The Sunday
Observer
New Delhi, 9-15 April 1995 6. Khurana’s go-slow on migrants issue irks hawks Shubhendu Parth NEW DELHI, APRIL, 8 - Delhi Chief Minister Madan Lal Khurana has decided to go slow on the issue of deporting illegal Bangladeshi migrants from the National Capital Territory [NCT] region, belying expectations that his government would take a cue from its counterpart in Maharashtra, where his Bharatiya Janata Party is ruling in alliance with the Shiv Sena. According to sources in the BJP’s Delhi unit, the move has been dictated by the forthcoming Lok Sabha elections in 1996. Bangladeshi nationals, estimated to number three lakh, form a major part of the electorate in some parts of East Delhi, having been settled there with the sole motive of creating a vote bank. A Delhi administration official who had supervised electoral enrolment in one of the NCT constituencies said on condition of anonymity that even a few BJP leaders were involved in this racket. The go-slow instruction has also been prompted by a recent Supreme Court directive asking the state administration to independently hear each and every individual suspected of being a foreign national. However, the decision has enraged that section of the BJP leadership which is closely linked to the Rashtriya Swayamsevak Sangh and the Vishwa Hindu Parishad. B.L. Sharma ‘Prem’, member of Parliament from East Delhi, reacted strongly by saying Khurana had no power to take such a decision. “The decision has to be taken by the central leadership,” he thundered.

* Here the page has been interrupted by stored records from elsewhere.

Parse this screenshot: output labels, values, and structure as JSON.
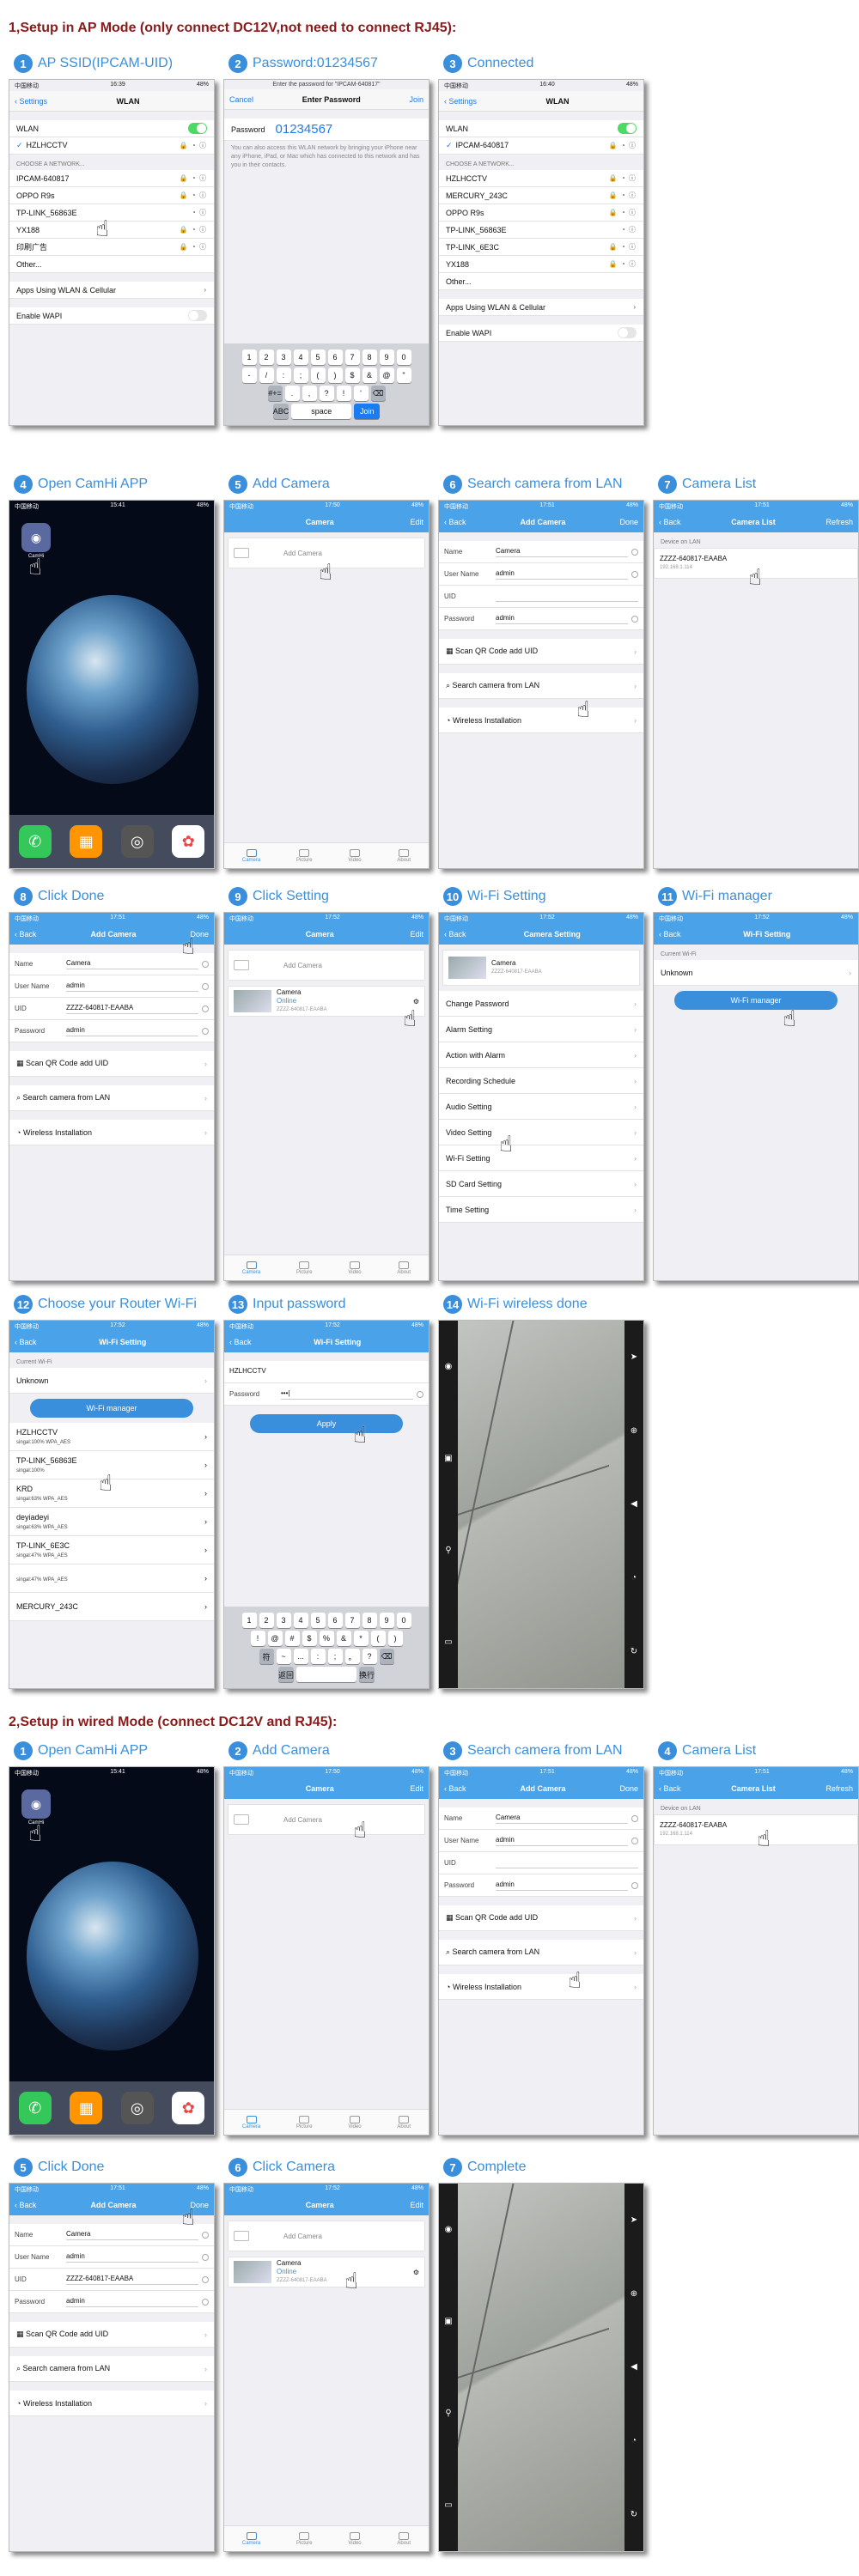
{
  "section1": {
    "title": "1,Setup in AP Mode  (only connect DC12V,not need to connect RJ45):"
  },
  "section2": {
    "title": "2,Setup in wired Mode (connect DC12V and RJ45):"
  },
  "s1": [
    {
      "num": "1",
      "label": "AP SSID(IPCAM-UID)"
    },
    {
      "num": "2",
      "label": "Password:01234567"
    },
    {
      "num": "3",
      "label": "Connected"
    },
    {
      "num": "4",
      "label": "Open CamHi APP"
    },
    {
      "num": "5",
      "label": "Add Camera"
    },
    {
      "num": "6",
      "label": "Search camera from LAN"
    },
    {
      "num": "7",
      "label": "Camera List"
    },
    {
      "num": "8",
      "label": "Click Done"
    },
    {
      "num": "9",
      "label": "Click Setting"
    },
    {
      "num": "10",
      "label": "Wi-Fi Setting"
    },
    {
      "num": "11",
      "label": "Wi-Fi manager"
    },
    {
      "num": "12",
      "label": "Choose your Router Wi-Fi"
    },
    {
      "num": "13",
      "label": "Input password"
    },
    {
      "num": "14",
      "label": "Wi-Fi wireless done"
    }
  ],
  "s2": [
    {
      "num": "1",
      "label": "Open CamHi APP"
    },
    {
      "num": "2",
      "label": "Add Camera"
    },
    {
      "num": "3",
      "label": "Search camera from LAN"
    },
    {
      "num": "4",
      "label": "Camera List"
    },
    {
      "num": "5",
      "label": "Click Done"
    },
    {
      "num": "6",
      "label": "Click Camera"
    },
    {
      "num": "7",
      "label": "Complete"
    }
  ],
  "status": {
    "left": "中国移动",
    "time1": "16:39",
    "time2": "16:40",
    "time3": "15:41",
    "time4": "17:50",
    "time5": "17:51",
    "time6": "17:52",
    "battery": "48%"
  },
  "wlan": {
    "back": "Settings",
    "title": "WLAN",
    "wlan_label": "WLAN",
    "connected": "HZLHCCTV",
    "connected2": "IPCAM-640817",
    "choose": "CHOOSE A NETWORK...",
    "networks1": [
      "IPCAM-640817",
      "OPPO R9s",
      "TP-LINK_56863E",
      "YX188",
      "印刷广告",
      "Other..."
    ],
    "networks3": [
      "HZLHCCTV",
      "MERCURY_243C",
      "OPPO R9s",
      "TP-LINK_56863E",
      "TP-LINK_6E3C",
      "YX188",
      "Other..."
    ],
    "apps": "Apps Using WLAN & Cellular",
    "wapi": "Enable WAPI"
  },
  "password": {
    "cancel": "Cancel",
    "title": "Enter Password",
    "join": "Join",
    "prompt": "Enter the password for \"IPCAM-640817\"",
    "label": "Password",
    "value": "01234567",
    "note": "You can also access this WLAN network by bringing your iPhone near any iPhone, iPad, or Mac which has connected to this network and has you in their contacts.",
    "keys_row1": [
      "1",
      "2",
      "3",
      "4",
      "5",
      "6",
      "7",
      "8",
      "9",
      "0"
    ],
    "keys_row2": [
      "-",
      "/",
      ":",
      ";",
      "(",
      ")",
      "$",
      "&",
      "@",
      "\""
    ],
    "keys_row3": [
      "#+=",
      ".",
      ",",
      "?",
      "!",
      "'",
      "⌫"
    ],
    "abc": "ABC",
    "space": "space",
    "join_key": "Join"
  },
  "camhi": {
    "app_name": "CamHi",
    "camera_title": "Camera",
    "edit": "Edit",
    "add_camera": "Add Camera",
    "back": "Back",
    "done": "Done",
    "name_label": "Name",
    "name_val": "Camera",
    "user_label": "User Name",
    "user_val": "admin",
    "uid_label": "UID",
    "uid_val": "ZZZZ-640817-EAABA",
    "pw_label": "Password",
    "pw_val": "admin",
    "scan": "Scan QR Code add UID",
    "search": "Search camera from LAN",
    "wireless": "Wireless Installation",
    "list_title": "Camera List",
    "refresh": "Refresh",
    "device_on_lan": "Device on LAN",
    "found_uid": "ZZZZ-640817-EAABA",
    "found_ip": "192.168.1.114",
    "cam_name": "Camera",
    "online": "Online",
    "cam_uid": "ZZZZ-640817-EAABA",
    "tabs": [
      "Camera",
      "Picture",
      "Video",
      "About"
    ]
  },
  "settings": {
    "title": "Camera Setting",
    "cam_name": "Camera",
    "cam_uid": "ZZZZ-640817-EAABA",
    "items": [
      "Change Password",
      "Alarm Setting",
      "Action with Alarm",
      "Recording Schedule",
      "Audio Setting",
      "Video Setting",
      "Wi-Fi Setting",
      "SD Card Setting",
      "Time Setting"
    ]
  },
  "wifi": {
    "title": "Wi-Fi Setting",
    "current": "Current Wi-Fi",
    "unknown": "Unknown",
    "manager": "Wi-Fi manager",
    "list": [
      {
        "ssid": "HZLHCCTV",
        "signal": "singal:100%",
        "sec": "WPA_AES"
      },
      {
        "ssid": "TP-LINK_56863E",
        "signal": "singal:100%",
        "sec": ""
      },
      {
        "ssid": "KRD",
        "signal": "singal:63%",
        "sec": "WPA_AES"
      },
      {
        "ssid": "deyiadeyi",
        "signal": "singal:63%",
        "sec": "WPA_AES"
      },
      {
        "ssid": "TP-LINK_6E3C",
        "signal": "singal:47%",
        "sec": "WPA_AES"
      },
      {
        "ssid": "",
        "signal": "singal:47%",
        "sec": "WPA_AES"
      },
      {
        "ssid": "MERCURY_243C",
        "signal": "",
        "sec": ""
      }
    ],
    "ssid_val": "HZLHCCTV",
    "pw_label": "Password",
    "pw_val": "•••|",
    "apply": "Apply",
    "kb_row1": [
      "1",
      "2",
      "3",
      "4",
      "5",
      "6",
      "7",
      "8",
      "9",
      "0"
    ],
    "kb_row2": [
      "!",
      "@",
      "#",
      "$",
      "%",
      "&",
      "*",
      "(",
      ")"
    ],
    "kb_row3": [
      "符",
      "~",
      "...",
      ":",
      ";",
      "。",
      "?",
      "⌫"
    ],
    "kb_back": "返回",
    "kb_enter": "换行"
  }
}
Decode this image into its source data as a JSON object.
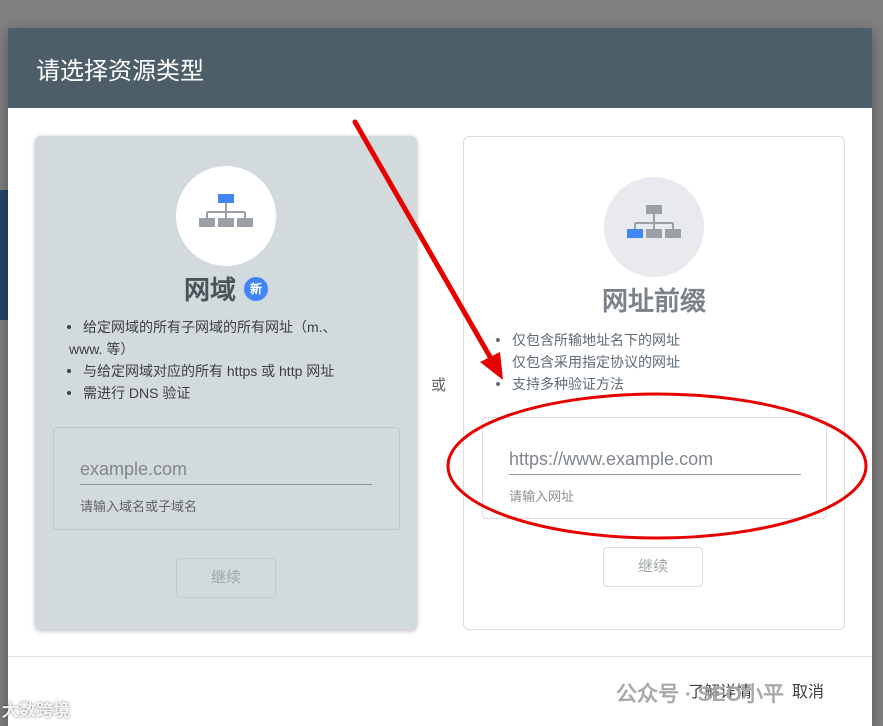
{
  "dialog": {
    "title": "请选择资源类型",
    "or_label": "或",
    "learn_more": "了解详情",
    "cancel": "取消"
  },
  "domain_card": {
    "icon": "sitemap-icon",
    "title": "网域",
    "badge": "新",
    "bullets": [
      "给定网域的所有子网域的所有网址（m.、",
      "www. 等）",
      "与给定网域对应的所有 https 或 http 网址",
      "需进行 DNS 验证"
    ],
    "input_placeholder": "example.com",
    "input_hint": "请输入域名或子域名",
    "continue": "继续"
  },
  "prefix_card": {
    "icon": "sitemap-icon",
    "title": "网址前缀",
    "bullets": [
      "仅包含所输地址名下的网址",
      "仅包含采用指定协议的网址",
      "支持多种验证方法"
    ],
    "input_placeholder": "https://www.example.com",
    "input_hint": "请输入网址",
    "continue": "继续"
  },
  "colors": {
    "header": "#4d5e68",
    "domain_card_bg": "#d2dade",
    "accent_blue": "#4285f4",
    "annotation_red": "#e60000"
  },
  "watermarks": {
    "right": "公众号 · SEO小平",
    "left": "大数跨境"
  }
}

The MP, one of the BJP’s most vocal politicians, has for long been demanding the deportation of Bangladeshi Muslims from the capital. “The problem should be solved once and for all,” he said, “even if force has to be applied.” Unfortunately for ‘Prem’, the party’s central leadership too is uncertain what to do. In fact, its ‘soft’ stand on Shiv Sena chief Bal Thackeray’s call for the eviction of illegal Bangladeshi migrants has created much confusion in the BJP ranks. ‘Prem’ himself acknowledged as much, and said that as a committed party worker he would abide by the collective decision. The BJP
sources said that though the deportation of illegal migrants was one of
the party’s main electoral slogans in November 1993, it has been unable
to do much after forming the government in Delhi because the NCT does not
have an independent home department and the issue is being handled by the
Union home ministry.*
Footnotes: * We
have misplaced and not been able to find in our collection in a significant
report according to which, soon after becoming the Chief Minister of Delhi
State, Madan Lal Khurana recommended in so many words that the Muslim infiltrators
should be equipped with Green Cards for staying and working in India, and
helped to become Indian citizens in due course. It was left to some
Congress leaders to protest that Green Cards were never and nowhere given
to illegal immigrants, and that no country in the world can afford to give
Green Cards when the number of immigrants runs into millions. Khurana’s
saying and doings over a number of years leave the impression that he is
more of a calculating machine than a man with a moral sense, political
or otherwise. His clowning for keeping himself visible, never stops. There
is no political sin under the sky which he is unwilling to commit in order
to gain a temporary advantage. The alliance he has sought and succeeded
in patching up are fatal for Hindu society.